Arrêt du 9 février 2009 
IIe Cour de droit social 
 
Composition 
MM. les Juges U. Meyer, Président, 
Borella et Kernen. 
Greffier: M. Cretton. 
 
Parties 
Office cantonal genevois de l'assurance-invalidité, rue de Lyon 97, 1203 Genève, 
recourant, 
 
contre 
 
O.________, 
intimé, représenté par Me Bruno Mégevand, avocat. 
 
Objet 
Assurance-invalidité, 
 
recours contre le jugement du Tribunal cantonal des assurances sociales de la République et canton de Genève du 21 février 2008. 
 
Faits: 
 
A. 
O.________ exploite une entreprise agricole. Il souffre de problèmes lombaires chroniques pour lesquels il avait bénéficié d'un corset orthopédique en 1972 et s'était vainement annoncé à l'Office cantonal genevois de l'assurance-invalidité (ci-après: l'office AI) en 1995, l'atteinte à la santé alors objectivée n'entraînant pas de diminution de la capacité de gain. Victime d'une fracture du poignet droit le 2 mai 1999, il a déposé une nouvelle demande de prestations le 3 avril 2001. 

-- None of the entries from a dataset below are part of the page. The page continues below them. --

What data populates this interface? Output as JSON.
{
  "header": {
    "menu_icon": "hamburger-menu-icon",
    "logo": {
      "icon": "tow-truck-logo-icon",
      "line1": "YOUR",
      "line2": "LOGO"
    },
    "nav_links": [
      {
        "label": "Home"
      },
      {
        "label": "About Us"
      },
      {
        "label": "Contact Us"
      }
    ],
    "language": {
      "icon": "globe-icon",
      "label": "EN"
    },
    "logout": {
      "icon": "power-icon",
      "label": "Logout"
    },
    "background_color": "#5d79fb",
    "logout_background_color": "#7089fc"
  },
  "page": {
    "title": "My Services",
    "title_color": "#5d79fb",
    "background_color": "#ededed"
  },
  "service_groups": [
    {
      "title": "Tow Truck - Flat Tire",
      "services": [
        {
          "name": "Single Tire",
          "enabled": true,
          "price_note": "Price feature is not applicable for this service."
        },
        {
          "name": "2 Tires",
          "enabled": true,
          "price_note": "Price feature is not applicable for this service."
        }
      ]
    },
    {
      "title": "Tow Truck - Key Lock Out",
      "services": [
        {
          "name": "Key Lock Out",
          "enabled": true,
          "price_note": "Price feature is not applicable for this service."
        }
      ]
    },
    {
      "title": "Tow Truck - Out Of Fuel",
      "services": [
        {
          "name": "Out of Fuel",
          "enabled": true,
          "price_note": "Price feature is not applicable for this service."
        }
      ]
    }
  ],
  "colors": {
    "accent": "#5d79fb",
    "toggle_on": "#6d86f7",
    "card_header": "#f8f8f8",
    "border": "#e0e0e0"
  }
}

L'administration a recueilli l'avis du docteur A.________, chirurgien de la main, qui a fait état d'une panarthrose du poignet droit sur déchirure ligamentaire ainsi que de séquelles résultant de la résection de la première rangée des os du carpe et d'un syndrome du tunnel carpien laissant subsister une capacité de travail de 20 % en tant qu'agriculteur et totale dans une activité légère (gardien, chauffeur de taxi, huissier) depuis le 26 mars 2001 (rapports du 19 octobre 2001 et du 29 juin 2004). L'office AI a aussi mandaté son service médical (SMR) pour la réalisation d'un examen clinique. Outre les conséquences de l'atteinte au poignet, la doctoresse I.________, chirurgien, a rappelé la présence de lombalgies chroniques séquellaires à la cure de hernie discale en 1987; elle attestait une incapacité totale de travail dans les activités lourdes mais entière dans les activités adaptées (en lien avec l'atteinte au poignet droit: sans port de charges supérieures à 1 kg, ni mouvements nécessitant une flexion ou une extension marquée de l'articulation, travaux répétitifs ou contre résistance du bras, ni travaux d'écriture de longue durée; en lien avec les lombalgies chroniques: permettant l'alternance des positions assis/debout toutes les 2 heures, sans port de charges supérieures à 15 kg, ni positions tenues en porte-à-faux du tronc) depuis mai 2000 (rapport du 29 décembre 2004). 
L'administration a encore récolté diverses pièces comptables, diligenté une enquête économique concernant l'exploitation agricole et confié le dossier à son service de réadaptation, qui a évalué l'invalidité de l'assuré au moyen des statistiques de la Station fédérale de recherche en économie et technologie agricoles (FAT) et de l'Enquête suisse sur la structure des salaires (ESS), puis a informé l'intéressé qu'elle envisageait de lui refuser l'octroi de toutes prestations (projet de décision du 9 novembre 2006). 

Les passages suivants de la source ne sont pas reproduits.